This chart displays the performance of fifteen models on the BlinkCode dataset after two rounds of refinement. The results indicate that closed-source models perform significantly better than open-source models. For instance, Claude-3.5-Sonnet and GPT-4 variants, which are closed-source, achieved the highest scores. In contrast, open-source models like IDEFICS-23B, Fuyu-8B, and Palegorma-38B-Mix-22.4 scored very low or even zero. This suggests that closed-source models are currently more effective in handling the tasks presented in the BlinkCode benchmark.

Abstract

Program synthesis is a critical capability of Large Language Models (LLMs). The generated code is often used as an interface for LLMs to act as agents and interact with the environment. On the other hand, multimodal LLMs, equipped with additional vision modules, have the potential to act as vision-enabled agents that perform interactive tasks with perceived visual information. It is thus also important for multimodal LLMs to be able to generate executable code, yet based on what they have observed in the environment. While well-designed interactive coding benchmarks have been proposed for LLMs, appropriate ones for multimodal LLMs are lacking. We thus propose BlinkCode, an interactive, comprehensive, visual coding benchmark with execution feedback for multimodal LLMs. BlinkCode covers three types of tasks, evaluating capabilities including basic coding, planning, and refinement based on visual information. Our evaluation result demonstrates that, as opposed to LLMs, most open-source multimodal LLMs lack coding capabilities, calling for the community to develop techniques to inject coding skills into multimodal LLMs to turn them into vision-enabled agents. We include the whole dataset in the supplementary material.

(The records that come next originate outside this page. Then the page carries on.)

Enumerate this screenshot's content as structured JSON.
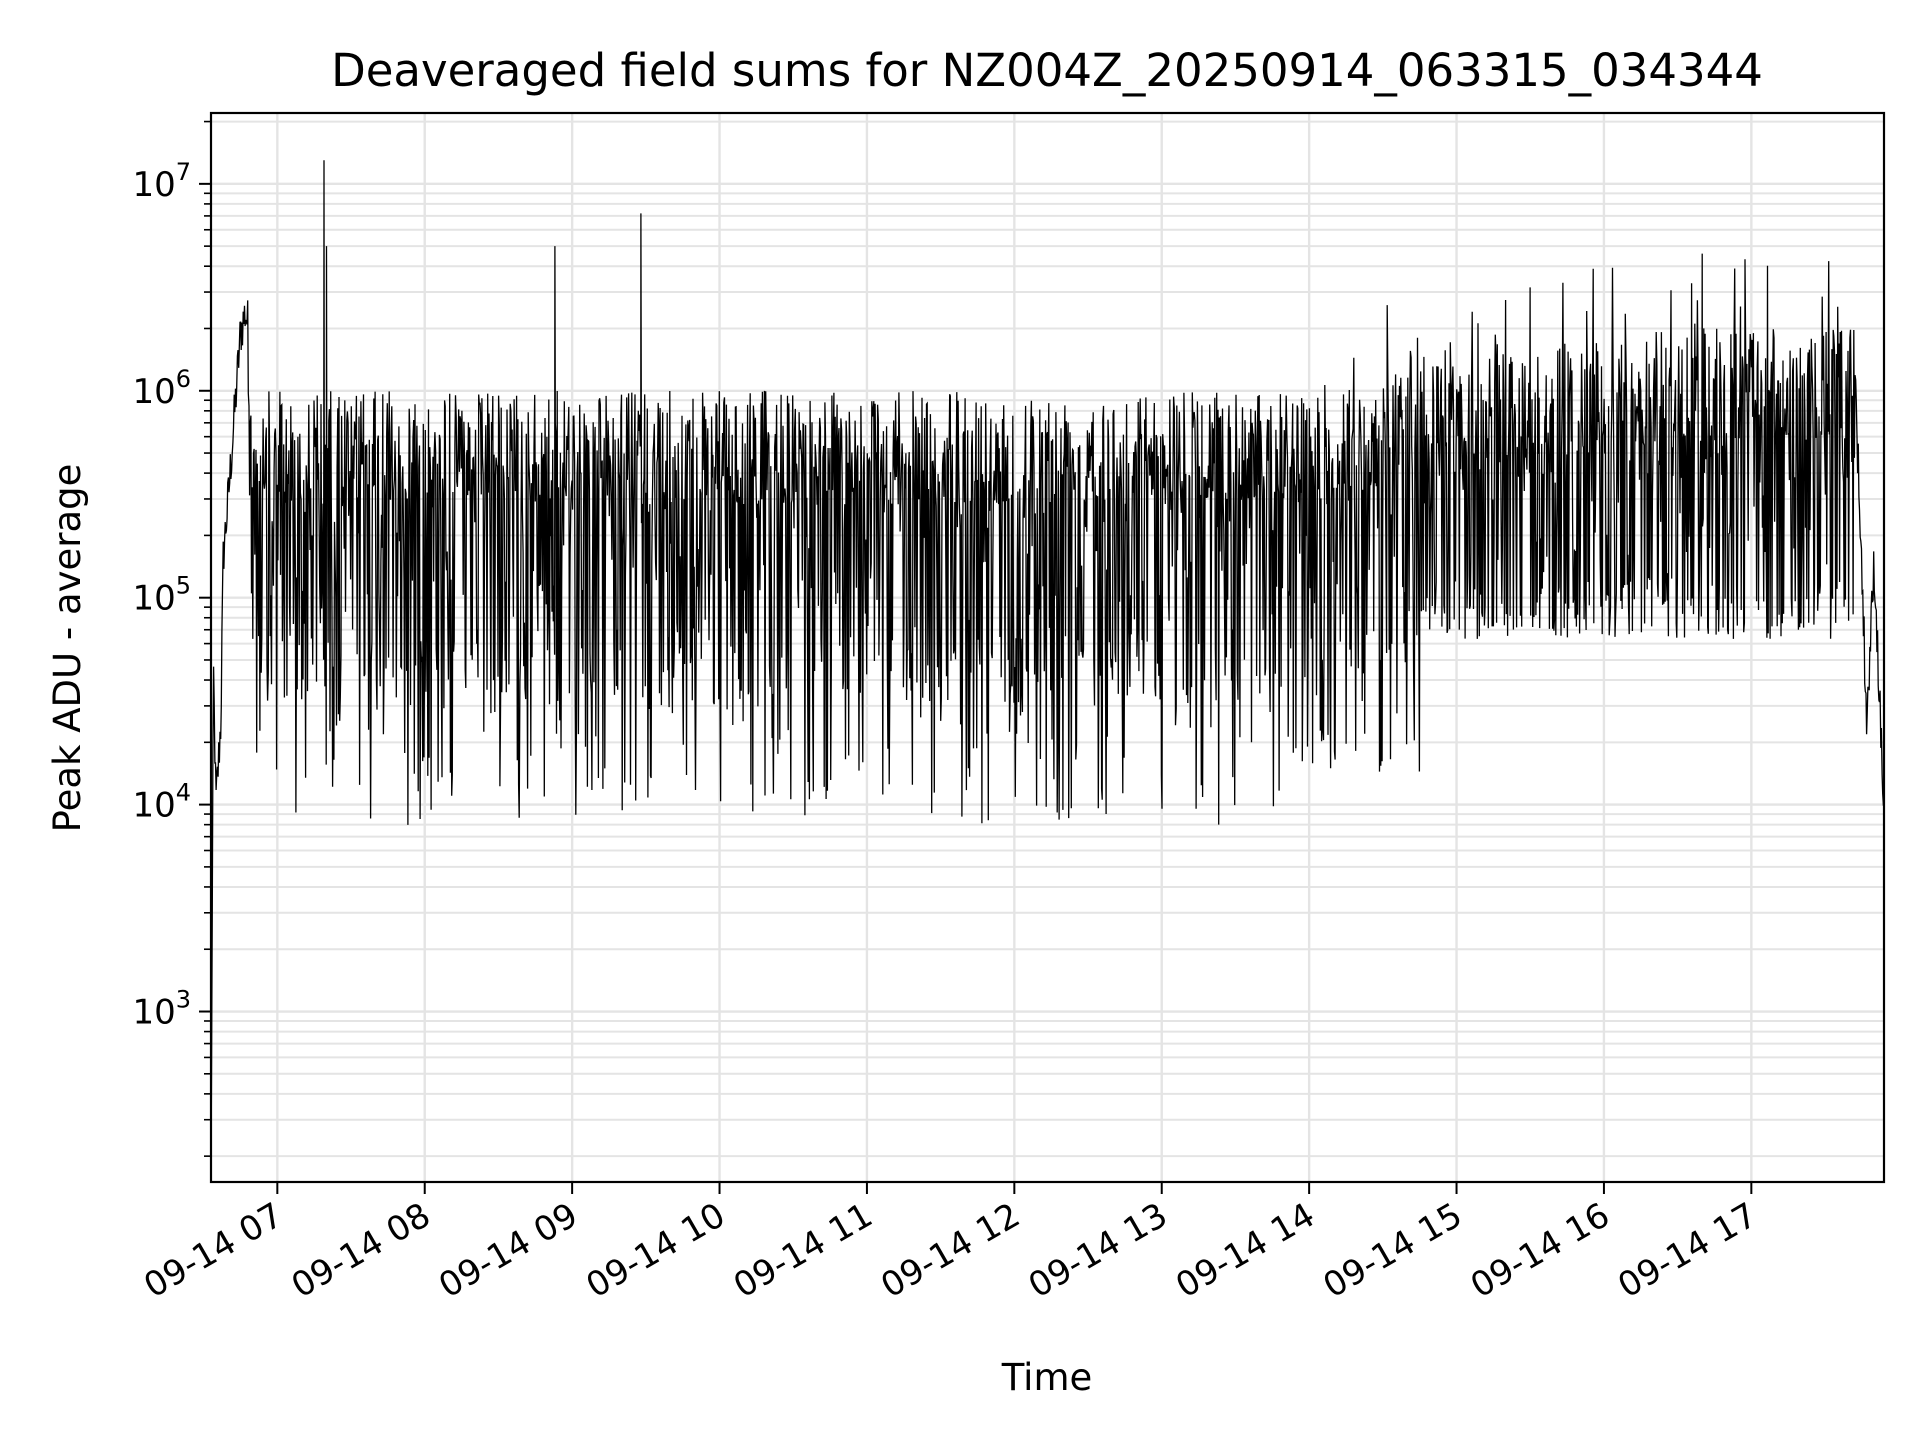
{
  "chart_data": {
    "type": "line",
    "title": "Deaveraged field sums for NZ004Z_20250914_063315_034344",
    "xlabel": "Time",
    "ylabel": "Peak ADU - average",
    "y_scale": "log",
    "x_range": [
      "2025-09-14 06:33",
      "2025-09-14 17:54"
    ],
    "ylim": [
      150,
      22000000
    ],
    "grid": true,
    "grid_color": "#e4e4e4",
    "line_color": "#000000",
    "x_ticks": [
      "09-14 07",
      "09-14 08",
      "09-14 09",
      "09-14 10",
      "09-14 11",
      "09-14 12",
      "09-14 13",
      "09-14 14",
      "09-14 15",
      "09-14 16",
      "09-14 17"
    ],
    "y_tick_values": [
      1000,
      10000,
      100000,
      1000000,
      10000000
    ],
    "y_tick_base": "10",
    "y_tick_exponents": [
      "3",
      "4",
      "5",
      "6",
      "7"
    ],
    "series": [
      {
        "note": "noisy signal; envelope values (peak max / typical / min) sampled over time",
        "points": [
          [
            "2025-09-14 06:33",
            150
          ],
          [
            "2025-09-14 06:34",
            45000
          ],
          [
            "2025-09-14 06:35",
            10000
          ],
          [
            "2025-09-14 06:37",
            25000
          ],
          [
            "2025-09-14 06:38",
            160000
          ],
          [
            "2025-09-14 06:40",
            300000
          ],
          [
            "2025-09-14 06:43",
            900000
          ],
          [
            "2025-09-14 06:45",
            1900000
          ],
          [
            "2025-09-14 06:47",
            2400000
          ],
          [
            "2025-09-14 06:50",
            1600000
          ],
          [
            "2025-09-14 06:55",
            1300000
          ],
          [
            "2025-09-14 07:02",
            1700000
          ],
          [
            "2025-09-14 07:19",
            13000000
          ],
          [
            "2025-09-14 07:20",
            5000000
          ],
          [
            "2025-09-14 07:40",
            1100000
          ],
          [
            "2025-09-14 08:10",
            1000000
          ],
          [
            "2025-09-14 08:46",
            10000
          ],
          [
            "2025-09-14 08:53",
            5000000
          ],
          [
            "2025-09-14 09:28",
            7200000
          ],
          [
            "2025-09-14 10:00",
            1000000
          ],
          [
            "2025-09-14 10:53",
            9800
          ],
          [
            "2025-09-14 11:30",
            900000
          ],
          [
            "2025-09-14 12:00",
            12000
          ],
          [
            "2025-09-14 12:30",
            900000
          ],
          [
            "2025-09-14 13:00",
            1000000
          ],
          [
            "2025-09-14 13:45",
            1000000
          ],
          [
            "2025-09-14 14:15",
            1500000
          ],
          [
            "2025-09-14 14:30",
            1900000
          ],
          [
            "2025-09-14 15:00",
            2500000
          ],
          [
            "2025-09-14 15:46",
            3800000
          ],
          [
            "2025-09-14 16:20",
            3500000
          ],
          [
            "2025-09-14 16:40",
            4600000
          ],
          [
            "2025-09-14 17:00",
            1900000
          ],
          [
            "2025-09-14 17:38",
            2400000
          ],
          [
            "2025-09-14 17:42",
            1400000
          ],
          [
            "2025-09-14 17:44",
            300000
          ],
          [
            "2025-09-14 17:47",
            25000
          ],
          [
            "2025-09-14 17:50",
            150000
          ],
          [
            "2025-09-14 17:54",
            9000
          ]
        ]
      }
    ]
  }
}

Overview of BlinkCode Benchmark

Figure: Overview of our proposed benchmark BlinkCode compared to previous benchmarks for multimodal LLMs. To evaluate complex reasoning, planning, tool use, and interactive refinement capabilities of multimodal LLMs, we design three types of coding tasks, including basic coding problems, code-generated figure reconstruction, and visual programming tasks, highlighting the potential of multimodal LLMs to be vision-enabled agents.